Okullarda test çözme becerisi verilemiyor mu? Demek ki verilemiyor ki insanlar dersanelere akın ediyorlar.
Eğer sınavlar test üzerinden yapılmasa dersanelere gerek kalır mı?
İşte bu soru zurnanın zırt dediği yerdir.
Dershanelerin varlığını sadece test sistemine bağlamak büyük bir yanılgı olacaktır. Çünkü bütünün kendisinden bakıldığında dershaneler hiç de bir test-hane görülemeyecek kadar çok işlevli yerler olup çıkmıştır.
Dershanelerde yapılan eğitimin, verilen bilgilerin saçmalığı ve yüzeyselliği buraların amacını belirleyen ilkelerin varlığını sorgulamayı gerektiriyor, dershanelerin varlığını değil!
Üniversitede, öğrencilere sıfat fiilleri soruyorum, hepsi ezbere söylüyorlar: anası mezar dikecekmiş!
Yani an, ası, mez, ar, dik, cek, miş Türkçedeki sıfat fillerdir.
Sıfat fiiller bundan mı ibaret? Diye soruyorum, “evet!” diyorlar.
“Peki” diyorum: “Güleç adam”daki eç¸ “konuşkan kişi”deki kan (ken), “yanık ekmek”deki ık (ik,uk,ük) sıfat fiil değil mi? Bunlar neden o formülde yer almaz?
Bunlar o formülde yer almaz çünkü ÖSYM bunları sormaz.
ÖSYM bunları sormadığı için dershanelerde bunlar öğretilmez!
Divan şiiriyle ilgili bir tane olsun olumlu sıfat söylemeyen öğrenci bunları ÖSYM’de kabul görmediği için bilmez, dershanede öğretilmez!
Öğrenci dershanede ne öğrenmişse üniversitede tersi bir bilgiyle karşılaşır.
O testler, o bilgiler o kadar gereksiz ve lüzumsuz zaman, insan, belge israfıdır ki, insan bunu bir türlü anlamaz!
Dershanelere “neden bu gereksiz, lüzumsuz, yalan, hakikat dışı bilgileri öğrencilere öğretiyorsunuz” diye sorsanız “ÖSYM” böyle istiyor derler.

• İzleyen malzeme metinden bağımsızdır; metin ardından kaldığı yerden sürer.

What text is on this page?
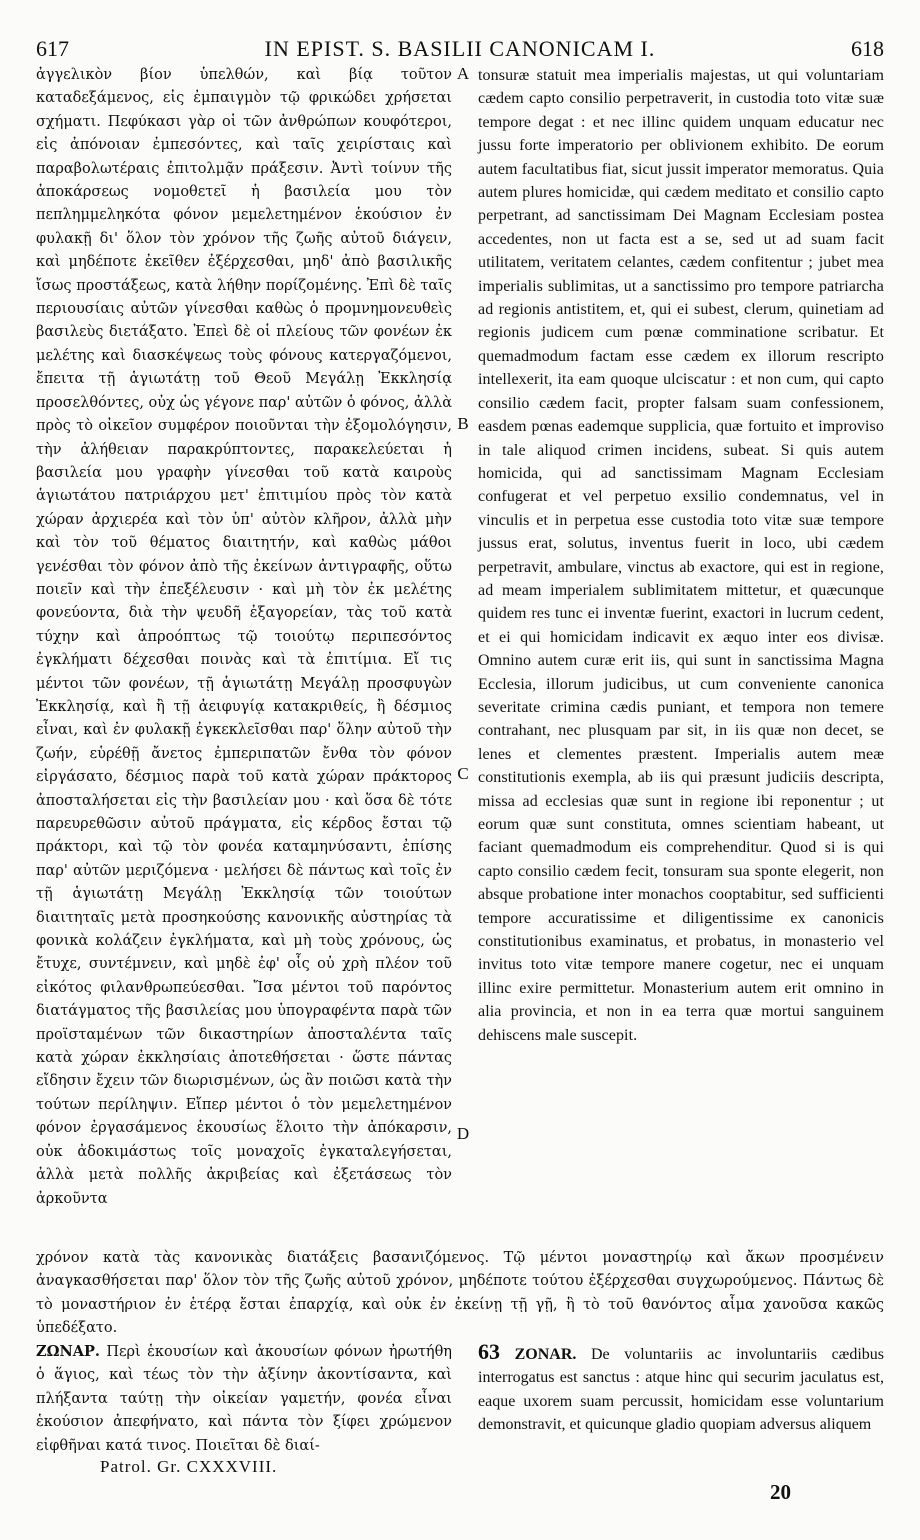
617	IN EPIST. S. BASILII CANONICAM I.	618

ἀγγελικὸν βίον ὑπελθών, καὶ βίᾳ τοῦτον καταδεξάμενος, εἰς ἐμπαιγμὸν τῷ φρικώδει χρήσεται σχήματι. Πεφύκασι γὰρ οἱ τῶν ἀνθρώπων κουφότεροι, εἰς ἀπόνοιαν ἐμπεσόντες, καὶ ταῖς χειρίσταις καὶ παραβολωτέραις ἐπιτολμᾷν πράξεσιν. Ἀντὶ τοίνυν τῆς ἀποκάρσεως νομοθετεῖ ἡ βασιλεία μου τὸν πεπλημμεληκότα φόνον μεμελετημένον ἑκούσιον ἐν φυλακῇ δι' ὅλον τὸν χρόνον τῆς ζωῆς αὐτοῦ διάγειν, καὶ μηδέποτε ἐκεῖθεν ἐξέρχεσθαι, μηδ' ἀπὸ βασιλικῆς ἴσως προστάξεως, κατὰ λήθην πορίζομένης. Ἐπὶ δὲ ταῖς περιουσίαις αὐτῶν γίνεσθαι καθὼς ὁ προμνημονευθεὶς βασιλεὺς διετάξατο. Ἐπεὶ δὲ οἱ πλείους τῶν φονέων ἐκ μελέτης καὶ διασκέψεως τοὺς φόνους κατεργαζόμενοι, ἔπειτα τῇ ἁγιωτάτῃ τοῦ Θεοῦ Μεγάλῃ Ἐκκλησίᾳ προσελθόντες, οὐχ ὡς γέγονε παρ' αὐτῶν ὁ φόνος, ἀλλὰ πρὸς τὸ οἰκεῖον συμφέρον ποιοῦνται τὴν ἐξομολόγησιν, τὴν ἀλήθειαν παρακρύπτοντες, παρακελεύεται ἡ βασιλεία μου γραφὴν γίνεσθαι τοῦ κατὰ καιροὺς ἁγιωτάτου πατριάρχου μετ' ἐπιτιμίου πρὸς τὸν κατὰ χώραν ἀρχιερέα καὶ τὸν ὑπ' αὐτὸν κλῆρον, ἀλλὰ μὴν καὶ τὸν τοῦ θέματος διαιτητήν, καὶ καθὼς μάθοι γενέσθαι τὸν φόνον ἀπὸ τῆς ἐκείνων ἀντιγραφῆς, οὕτω ποιεῖν καὶ τὴν ἐπεξέλευσιν · καὶ μὴ τὸν ἐκ μελέτης φονεύοντα, διὰ τὴν ψευδῆ ἐξαγορείαν, τὰς τοῦ κατὰ τύχην καὶ ἀπροόπτως τῷ τοιούτῳ περιπεσόντος ἐγκλήματι δέχεσθαι ποινὰς καὶ τὰ ἐπιτίμια. Εἴ τις μέντοι τῶν φονέων, τῇ ἁγιωτάτῃ Μεγάλῃ προσφυγὼν Ἐκκλησίᾳ, καὶ ἢ τῇ ἀειφυγίᾳ κατακριθείς, ἢ δέσμιος εἶναι, καὶ ἐν φυλακῇ ἐγκεκλεῖσθαι παρ' ὅλην αὐτοῦ τὴν ζωήν, εὑρέθῇ ἄνετος ἐμπεριπατῶν ἔνθα τὸν φόνον εἰργάσατο, δέσμιος παρὰ τοῦ κατὰ χώραν πράκτορος ἀποσταλήσεται εἰς τὴν βασιλείαν μου · καὶ ὅσα δὲ τότε παρευρεθῶσιν αὐτοῦ πράγματα, εἰς κέρδος ἔσται τῷ πράκτορι, καὶ τῷ τὸν φονέα καταμηνύσαντι, ἐπίσης παρ' αὐτῶν μεριζόμενα · μελήσει δὲ πάντως καὶ τοῖς ἐν τῇ ἁγιωτάτῃ Μεγάλῃ Ἐκκλησίᾳ τῶν τοιούτων διαιτηταῖς μετὰ προσηκούσης κανονικῆς αὐστηρίας τὰ φονικὰ κολάζειν ἐγκλήματα, καὶ μὴ τοὺς χρόνους, ὡς ἔτυχε, συντέμνειν, καὶ μηδὲ ἐφ' οἷς οὐ χρὴ πλέον τοῦ εἰκότος φιλανθρωπεύεσθαι. Ἴσα μέντοι τοῦ παρόντος διατάγματος τῆς βασιλείας μου ὑπογραφέντα παρὰ τῶν προϊσταμένων τῶν δικαστηρίων ἀποσταλέντα ταῖς κατὰ χώραν ἐκκλησίαις ἀποτεθήσεται · ὥστε πάντας εἴδησιν ἔχειν τῶν διωρισμένων, ὡς ἂν ποιῶσι κατὰ τὴν τούτων περίληψιν. Εἴπερ μέντοι ὁ τὸν μεμελετημένον φόνον ἐργασάμενος ἑκουσίως ἕλοιτο τὴν ἀπόκαρσιν, οὐκ ἀδοκιμάστως τοῖς μοναχοῖς ἐγκαταλεγήσεται, ἀλλὰ μετὰ πολλῆς ἀκριβείας καὶ ἐξετάσεως τὸν ἀρκοῦντα

A
B
C
D

tonsuræ statuit mea imperialis majestas, ut qui voluntariam cædem capto consilio perpetraverit, in custodia toto vitæ suæ tempore degat : et nec illinc quidem unquam educatur nec jussu forte imperatorio per oblivionem exhibito. De eorum autem facultatibus fiat, sicut jussit imperator memoratus. Quia autem plures homicidæ, qui cædem meditato et consilio capto perpetrant, ad sanctissimam Dei Magnam Ecclesiam postea accedentes, non ut facta est a se, sed ut ad suam facit utilitatem, veritatem celantes, cædem confitentur ; jubet mea imperialis sublimitas, ut a sanctissimo pro tempore patriarcha ad regionis antistitem, et, qui ei subest, clerum, quinetiam ad regionis judicem cum pœnæ comminatione scribatur. Et quemadmodum factam esse cædem ex illorum rescripto intellexerit, ita eam quoque ulciscatur : et non cum, qui capto consilio cædem facit, propter falsam suam confessionem, easdem pœnas eademque supplicia, quæ fortuito et improviso in tale aliquod crimen incidens, subeat. Si quis autem homicida, qui ad sanctissimam Magnam Ecclesiam confugerat et vel perpetuo exsilio condemnatus, vel in vinculis et in perpetua esse custodia toto vitæ suæ tempore jussus erat, solutus, inventus fuerit in loco, ubi cædem perpetravit, ambulare, vinctus ab exactore, qui est in regione, ad meam imperialem sublimitatem mittetur, et quæcunque quidem res tunc ei inventæ fuerint, exactori in lucrum cedent, et ei qui homicidam indicavit ex æquo inter eos divisæ. Omnino autem curæ erit iis, qui sunt in sanctissima Magna Ecclesia, illorum judicibus, ut cum conveniente canonica severitate crimina cædis puniant, et tempora non temere contrahant, nec plusquam par sit, in iis quæ non decet, se lenes et clementes præstent. Imperialis autem meæ constitutionis exempla, ab iis qui præsunt judiciis descripta, missa ad ecclesias quæ sunt in regione ibi reponentur ; ut eorum quæ sunt constituta, omnes scientiam habeant, ut faciant quemadmodum eis comprehenditur. Quod si is qui capto consilio cædem fecit, tonsuram sua sponte elegerit, non absque probatione inter monachos cooptabitur, sed sufficienti tempore accuratissime et diligentissime ex canonicis constitutionibus examinatus, et probatus, in monasterio vel invitus toto vitæ tempore manere cogetur, nec ei unquam illinc exire permittetur. Monasterium autem erit omnino in alia provincia, et non in ea terra quæ mortui sanguinem dehiscens male suscepit.

χρόνον κατὰ τὰς κανονικὰς διατάξεις βασανιζόμενος. Τῷ μέντοι μοναστηρίῳ καὶ ἄκων προσμένειν ἀναγκασθήσεται παρ' ὅλον τὸν τῆς ζωῆς αὐτοῦ χρόνον, μηδέποτε τούτου ἐξέρχεσθαι συγχωρούμενος. Πάντως δὲ τὸ μοναστήριον ἐν ἑτέρᾳ ἔσται ἐπαρχίᾳ, καὶ οὐκ ἐν ἐκείνῃ τῇ γῇ, ἣ τὸ τοῦ θανόντος αἷμα χανοῦσα κακῶς ὑπεδέξατο.

ΖΩΝΑΡ. Περὶ ἑκουσίων καὶ ἀκουσίων φόνων ἠρωτήθη ὁ ἅγιος, καὶ τέως τὸν τὴν ἀξίνην ἀκοντίσαντα, καὶ πλήξαντα ταύτῃ τὴν οἰκείαν γαμετήν, φονέα εἶναι ἑκούσιον ἀπεφήνατο, καὶ πάντα τὸν ξίφει χρώμενον εἰφθῆναι κατά τινος. Ποιεῖται δὲ διαί-
63 ZONAR. De voluntariis ac involuntariis cædibus interrogatus est sanctus : atque hinc qui securim jaculatus est, eaque uxorem suam percussit, homicidam esse voluntarium demonstravit, et quicunque gladio quopiam adversus aliquem
Patrol. Gr. CXXXVIII.
20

Peki, ÖSYM neden böyle ister?
Neden hiçbir işe yaramayan bilgileri edinmek için öğrencilerin yıllarını boşa harcamasına sebep olur? İşte orası bir muammadır!
Dershaneler ÖSYM canavarını beslemek için uydurulmuş daha küçük canavarlardır!
Zamanla bu işlevlerini daha da geliştirmişler ve anne babaların çocuklarını sokakta, bilgisayar başında, kafe köşelerinde, serseri yerlerde ve ellerde kalmalarındansa kendisine emanet ettiği ömür törpülerine dönüşmüşlerdir.
Dersaneler yedi başlı ejderhaya benzemektedir, bir başını kesseniz altı başı daha var!
Dahhak’ın omzundaki yılanlar gibidir, onları doyurmak için her gün iki insanın taze beynine ihtiyaç vardır.
Bugün milyonlarca anne baba için oralar bir eğitim kurumu olmanın yanında, yavrularını elleriyle teslim ettikleri bir teselli-hânedir.
O tesellihaneleri de kapattığınızda hangi güvenhaneleri açacaksınız?
Oraları kapattığınız zaman çocukları da mı kapatacaksınız?